Later compilations of Mr. B right up to the present continue to present selections of the same material first filmed in 1945. Typical is The Golden Age of Classics of Jazz: The Best of the Big Bands (1980), eighty minutes of soundies, telescriptions, & clips including Eckstine's soundies Prisoner of Love & Rhythm in a Riff.

Clips from the 1945 short-feature are also available in the compilation dvd Swing Era: Billy Eckstine/Gene Ammons, Rhythim in a Riff (2000), together with soundies & telescriptions of the orchastras of Andy Kirk, John Kirby, Tix Beneke, Johnny Long, Ozzie Nelson, and Johnny Messner, and one odd-ball-out clip of Bing Crosby. Though Ammons' name gets put in the compilation's title, he has a sax solo only on "Second Balcony Jump" & "I Love the Rhythm in a Riff."

The same Eckstine selection can also be had on Billy Eckstine Sings & Dizzy Gillespie Swings (2004). Excerpted from the short feature are "(I Love the) Rhythm in a Riff ," "You Call it Madness (I Call it Love)," "Second Balcony Jump," "Lonesome Lover Blues," "Taps Miller," "I Want to Talk About You" & "Our Delight ," missing only "Prisoner of Love" & "I Cried for You" as on the Swing Era compilation, but this compilation drops the miscellaneous bands & gives instead an equal amount of Dizzy Gillespie.

Another compilation is The Black Big Bands (1999) featuring four bandleaders, Cab Calloway's Jitterbug Party (1935), Lucky Millinder excerpted from Boarding House Blues (1948), & Andy Kirk excerpted from Killer Diller (1948), besides all Billy Eckstine's numbers excerpted from the 1945 short-feature Rhythm in a Riff.



Billy Eckstine In a lipsynced performance of his Motown recording The Prime of My Life (1965) filmed in full color, Billy is initially shown standing outside in a garden.

This was made for the Scopitone visual jukebox market which attempted to recover the 1940s Panoram fad updated for the 1960s, with moderate success in France & a much smaller success in America where at the time jukebox distribution to major cities was pretty much controlled by the mob which blocked rival product.

With the third line of lyrics, the scene jump-cuts to another part of the garden (which here looks like a golf course with tropical palms along the edge) with Billy leaning uncomfortably over a girl in a hammock. She barely ever smiles in this little film, & since Billy's quite a bit older than she is, there's a slight edge of creepiness in Billy's hovering behavior & the young woman's uninviting scowls.
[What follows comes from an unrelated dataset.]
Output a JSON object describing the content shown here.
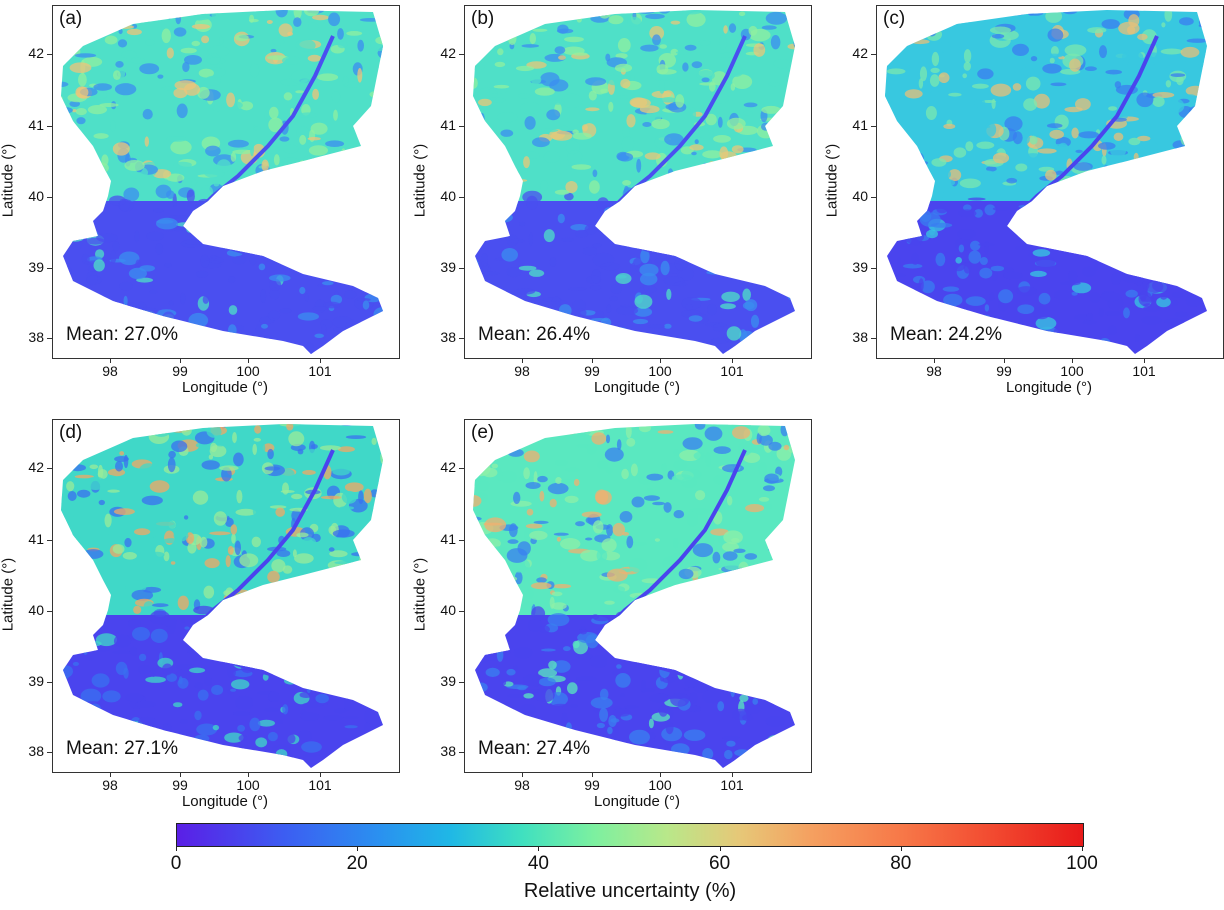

The scene next cuts to Billy at pool-side with the girl on a bench, in increasingly uncomfortable looking poses. In one of the many jump-cuts to follow, you can see automobiles rushing on the road in the background.

The lyric runs in part: "The prime of my life has begun tonight/ The world is just one day old/ The rhyme of my life has a reason now/ My hand has love to hold."

There's so much echo added by Motown that Billy sounds a mite too much like Ed Ames as recorded around the same era. The song is rather bland but does sound like music heard in the 1960s when it avoided anything that sounded the least bit new.

Billy's smooth deep intonation was definitely old-fashioned by now, & neither was he the perfect fashion-plate for youth that he was in the late '40s & early '50s. Or to put in in a kinder frame, Eckstine was too "cultured" for the youth market, & had become, like other swing stars confronted with the rock & role era, less & less a successful recording star though still bringing in older crowds to concerts. Motown respected him as a past giant, however, & they permitted him quite a few '60s recordings that never hit the charts.